On October 20, 1520, Ferdinand Magellan's expedition enters the passage that will eventually bear his name. The expedition had probed the east South American coast for several months looking for a suspected shortcut to the Pacific Ocean. After putting ashore for the winter (seasons reversed in the southern hemisphere) for several months, the search had resumed just 3 days earlier. Magellan named the passage
Estrecho de Todos los Santos ("Strait of All Saints"). Spanish emperor Charles V, who sponsored the expedition, would later rename it the Strait of Magellan. The passage will remain among the most important seaways of the world until the construction of the Panama Canal, as it allows mariners the shortest passage between the Atlantic and Pacific Oceans without having to test the stormy waters around Cape Horn at South America's southern tip.
On October 20, 1797, the
USS Constitution is launched. A 3-masted, 44-gun heavy frigate, she is the third of six ships authorized for construction by the Naval Act of 1794. She would serve with distinction during the Barbary Coast War and in the War of 1812, earning the nickname "Old Ironsides" during her battle with the
HMS Guerriere. She circumnavigated the globe in the 1840's, served as a Naval Academy training ship during the Civil War, and was finally decommissioned in 1881. Several attempts to preserve her failed, and she was slated to be used for naval target practice in 1905 when a nationwide public outcry sparked Congress to authorize funds for her restoration. The
Constitution was re-entered on US Navy rolls as a commissioned vessel in 1931. Preserved as a museum ship in Boston, she remains the oldest commissioned warship afloat, and the world's oldest vessel still capable of sailing under her own power, which she last did on her 200th birthday in 1997 (below).
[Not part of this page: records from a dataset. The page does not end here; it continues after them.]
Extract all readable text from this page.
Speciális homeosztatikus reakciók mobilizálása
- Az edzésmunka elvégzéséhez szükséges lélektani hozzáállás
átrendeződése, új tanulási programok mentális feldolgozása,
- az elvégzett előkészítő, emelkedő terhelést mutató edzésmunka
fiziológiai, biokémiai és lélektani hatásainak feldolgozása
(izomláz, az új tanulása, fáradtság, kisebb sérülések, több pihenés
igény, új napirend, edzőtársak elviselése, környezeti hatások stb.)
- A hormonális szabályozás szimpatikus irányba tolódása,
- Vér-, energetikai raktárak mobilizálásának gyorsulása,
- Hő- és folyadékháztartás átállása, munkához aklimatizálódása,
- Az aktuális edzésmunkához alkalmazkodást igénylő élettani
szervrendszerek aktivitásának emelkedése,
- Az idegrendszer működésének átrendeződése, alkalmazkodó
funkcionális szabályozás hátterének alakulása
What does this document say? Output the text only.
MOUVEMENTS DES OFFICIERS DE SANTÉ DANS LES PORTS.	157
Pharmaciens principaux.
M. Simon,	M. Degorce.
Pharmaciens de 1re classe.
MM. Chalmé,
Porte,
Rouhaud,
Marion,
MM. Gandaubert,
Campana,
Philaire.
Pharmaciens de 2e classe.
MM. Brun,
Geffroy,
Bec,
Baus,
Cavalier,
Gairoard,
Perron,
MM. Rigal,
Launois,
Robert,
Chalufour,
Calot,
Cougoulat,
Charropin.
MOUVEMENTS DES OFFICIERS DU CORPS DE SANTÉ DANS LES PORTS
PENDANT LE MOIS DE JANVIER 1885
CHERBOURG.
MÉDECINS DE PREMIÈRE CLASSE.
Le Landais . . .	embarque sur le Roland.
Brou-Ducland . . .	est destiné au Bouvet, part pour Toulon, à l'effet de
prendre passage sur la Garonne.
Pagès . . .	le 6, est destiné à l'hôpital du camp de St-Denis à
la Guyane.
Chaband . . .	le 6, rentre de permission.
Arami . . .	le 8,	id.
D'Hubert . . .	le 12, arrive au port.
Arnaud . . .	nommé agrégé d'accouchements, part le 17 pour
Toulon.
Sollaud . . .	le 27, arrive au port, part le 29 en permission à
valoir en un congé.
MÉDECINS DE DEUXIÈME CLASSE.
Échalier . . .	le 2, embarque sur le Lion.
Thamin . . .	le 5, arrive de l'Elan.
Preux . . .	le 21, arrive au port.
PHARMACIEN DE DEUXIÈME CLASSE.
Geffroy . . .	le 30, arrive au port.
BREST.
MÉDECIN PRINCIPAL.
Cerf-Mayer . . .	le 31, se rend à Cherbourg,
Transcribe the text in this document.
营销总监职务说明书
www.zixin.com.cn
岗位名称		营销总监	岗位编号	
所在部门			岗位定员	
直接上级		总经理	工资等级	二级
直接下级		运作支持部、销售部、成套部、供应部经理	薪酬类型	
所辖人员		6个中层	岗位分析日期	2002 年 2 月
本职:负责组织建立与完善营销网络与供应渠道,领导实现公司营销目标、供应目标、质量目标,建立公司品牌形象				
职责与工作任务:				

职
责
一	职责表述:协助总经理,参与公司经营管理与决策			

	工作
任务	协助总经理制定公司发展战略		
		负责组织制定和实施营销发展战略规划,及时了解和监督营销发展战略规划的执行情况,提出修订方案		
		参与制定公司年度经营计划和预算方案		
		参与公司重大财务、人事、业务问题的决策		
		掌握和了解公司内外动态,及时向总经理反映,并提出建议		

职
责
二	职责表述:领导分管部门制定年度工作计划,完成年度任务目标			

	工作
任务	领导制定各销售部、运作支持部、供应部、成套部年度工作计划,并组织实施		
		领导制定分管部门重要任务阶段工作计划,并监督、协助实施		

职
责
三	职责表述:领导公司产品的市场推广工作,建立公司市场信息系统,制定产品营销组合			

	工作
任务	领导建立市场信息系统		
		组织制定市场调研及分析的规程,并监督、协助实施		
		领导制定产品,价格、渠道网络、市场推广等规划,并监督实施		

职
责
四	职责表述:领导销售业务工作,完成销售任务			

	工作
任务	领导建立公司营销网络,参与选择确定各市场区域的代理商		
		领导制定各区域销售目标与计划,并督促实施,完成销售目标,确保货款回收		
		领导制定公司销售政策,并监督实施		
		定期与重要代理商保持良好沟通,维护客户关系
On October 21, 1983, the General Conference on Weights and Measures redefines the length of a meter. The Metric System dates back to the 1790's, when the French Academy of Sciences determined to create a worldwide standard scale for all measures. At that time, a meter (or metre, from the ancient Greek "metreo" meaning "to measure, count or compare") was defined as one ten millionth of the quarter meridian, the distance from the Equator to the North Pole along the meridian through Paris. The General Conference (CGPM) was established in 1875 and meets roughly every four years in Paris. The 17th CGPM, meeting in 1983, redefined the length of a meter as "the length of the path travelled by light in vacuum during a time interval of 1/299,792,458 of a second". Don't ask me why this was necessary; I can't find an explanation. The CGPM has met 26 times and has redefined some aspect of international measurement in some fashion each time. It is next scheduled to meet in 2022 and will no doubt fuck with what we think we know again.